One of the most important theorems in all of statistics is the central limit theorem. This theorem describes the distribution of the sample mean as the sample size grows large. Let \(X_i\) be a random variable with mean \(\mu\) and standard deviation \(\sigma\). For every \(i\) such that \(1 \leq i \leq n\) (\(n\) representing the sample size), \(X_i\) is independent and identically distributed, or iid (meaning that every data point is drawn from the exact same distribution and do not depend on the value of other \(X_i\) in the data set). Let \(\overline{X} = \frac{1}{n}\sum_{i = 1}^{n} X_i\) be the sample mean of this data set. Then:
\[\overline{X} \sim N\left(\mu, \frac{\sigma}{\sqrt{n}}\right) \text{ as } n \to \infty\]
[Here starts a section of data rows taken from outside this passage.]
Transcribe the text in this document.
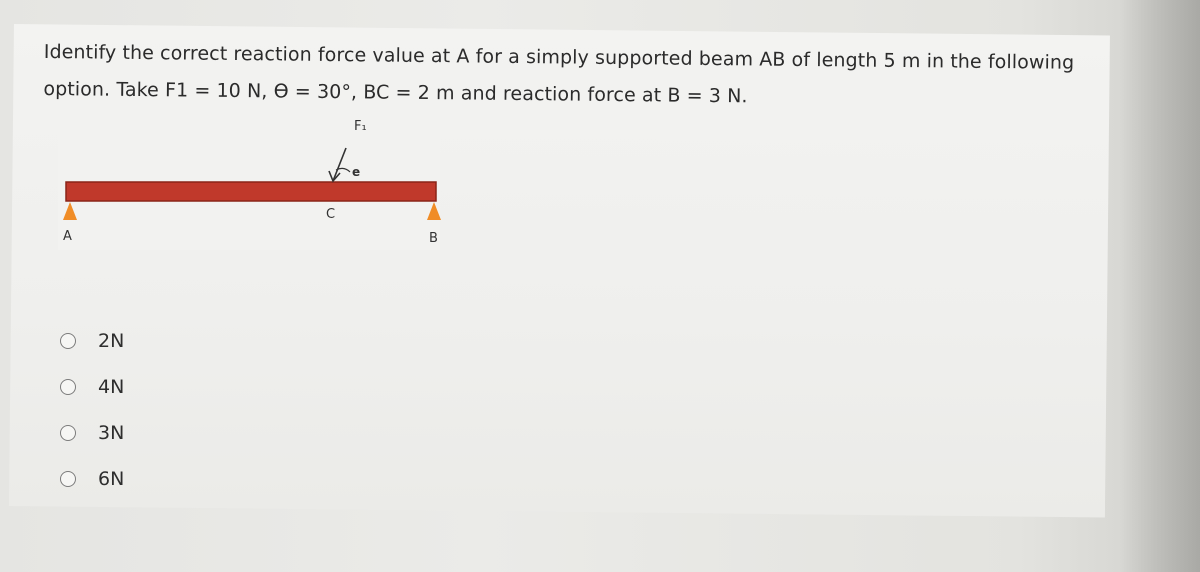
Identify the correct reaction force value at A for a simply supported beam AB of length 5 m in the following
option. Take F1 = 10 N, ϴ = 30°, BC = 2 m and reaction force at B = 3 N.
F₁
e
C
A	B
2N
4N
3N
6N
This is saying that if the above conditions hold, the distribution of the sample mean \(\overline{X}\) begins to resemble the Normal distribution with larger sample sizes, regardless of the original distribution of \(X_i\). This is the basis of much of statistical inference.
We can show the central limit theorem at work in R. Let \(X_i \sim \operatorname{EXP}(5)\). Notice that \(\mu = 5\) and \(\sigma = \mu = 5\). If the sample size is \(n\), the central limit theorem says that the distribution of \(\overline{X}\) should begin to resemble the Normal distribution with mean \(\mu = 5\) and standard deviation:
\[\frac{\sigma}{\sqrt{n}} = \frac{5}{\sqrt{n}}\]
as \(n\) grows large.
Let’s consider samples of size 10, 50, 200, and 1000. I first generate 200 simulated means from samples for each of these sizes.
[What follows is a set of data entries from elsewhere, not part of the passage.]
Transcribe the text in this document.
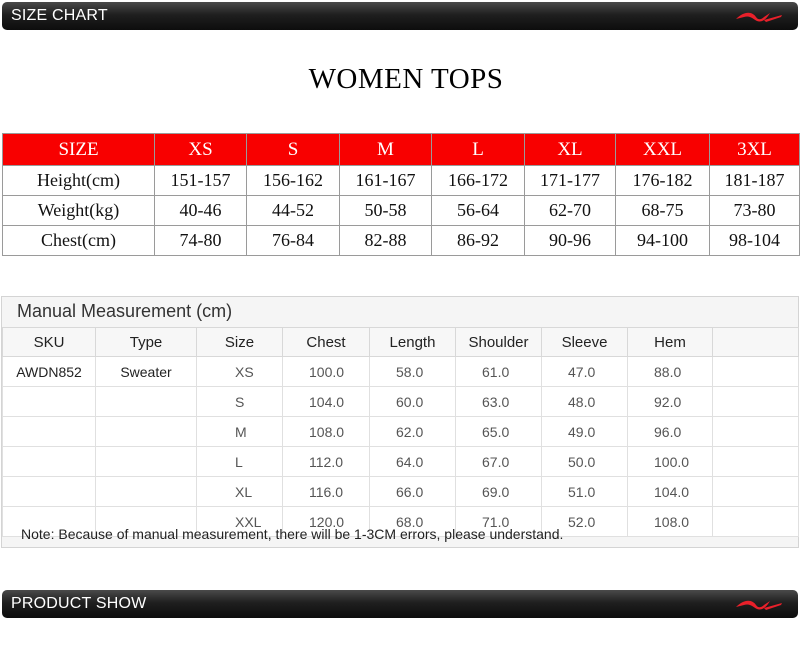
SIZE CHART
WOMEN TOPS
SIZE	XS	S	M	L	XL	XXL	3XL
Height(cm)	151-157	156-162	161-167	166-172	171-177	176-182	181-187
Weight(kg)	40-46	44-52	50-58	56-64	62-70	68-75	73-80
Chest(cm)	74-80	76-84	82-88	86-92	90-96	94-100	98-104
Manual Measurement (cm)
SKU	Type	Size	Chest	Length	Shoulder	Sleeve	Hem	
AWDN852	Sweater	XS	100.0	58.0	61.0	47.0	88.0	
		S	104.0	60.0	63.0	48.0	92.0	
		M	108.0	62.0	65.0	49.0	96.0	
		L	112.0	64.0	67.0	50.0	100.0	
		XL	116.0	66.0	69.0	51.0	104.0	
		XXL	120.0	68.0	71.0	52.0	108.0	
Note: Because of manual measurement, there will be 1-3CM errors, please understand.
PRODUCT SHOW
# We will loop over the vector c(10, 50, 200, 500), each of these
# representing a sample size. lapply() applies a function (the second
# argument) to each element of this vector, and stores the result as a list,
# which we will call sim_means. The (anonymous) function will take only one
# argument, n, representing the sample size. It will return a vector of
# simulated means when the sample size is n.
sim_means <- lapply(c(5, 10, 20, 50), function(n) {
# I now simulate 200 data sets of size n from the exponential distribution,
# setting rate = 1/5 for exponentially distributed random variables with
# mean 5, and store the resulting data sets in a list called sim_data_sets.
# (I add a throwaway argument because something will be passed to the
# function, but I don't want to use it)
sim_data_sets <- lapply(1:200, function(throwaway) rexp(n, rate = 1/5))
# Return a vector containing means for each of these data sets.
sapply(sim_data_sets, mean)
})
# Let's look at what we just made
str(sim_means)
## List of 4
## $ : num [1:200] 3.51 4.13 2.59 2.91 4.67 ...
## $ : num [1:200] 5.38 3.29 5.43 2.68 4.21 ...
## $ : num [1:200] 4.01 2.83 6.64 6.62 7.09 ...
## $ : num [1:200] 7.06 5.27 5.61 4.31 4.78 ...
# First, I plot an estimated density function for simulated exponential
# random variables with mean 5 (rate 1/5)
plot(density(rexp(200, rate = 1/5)), xlab = "quantile", ylab = "density", main = "Estimated density curves",
col = "gray", type = "l", xlim = c(-5, 15), ylim = c(0, dnorm(5, mean = 5,
sd = 5/sqrt(50)) + 0.1))
# I add density curves for each of the simulated means
lines(density(sim_means[[1]]), col = "green")
lines(density(sim_means[[2]]), col = "blue")
lines(density(sim_means[[3]]), col = "purple")
lines(density(sim_means[[4]]), col = "red")
# Finally, add a Normal curve showing what the distribution of the final
# sample mean should be near according to the central limit theorem
clt_norm_q <- seq(0, 10, length = 1000)
lines(clt_norm_q, dnorm(clt_norm_q, mean = 5, sd = 5/sqrt(50)), col = "black")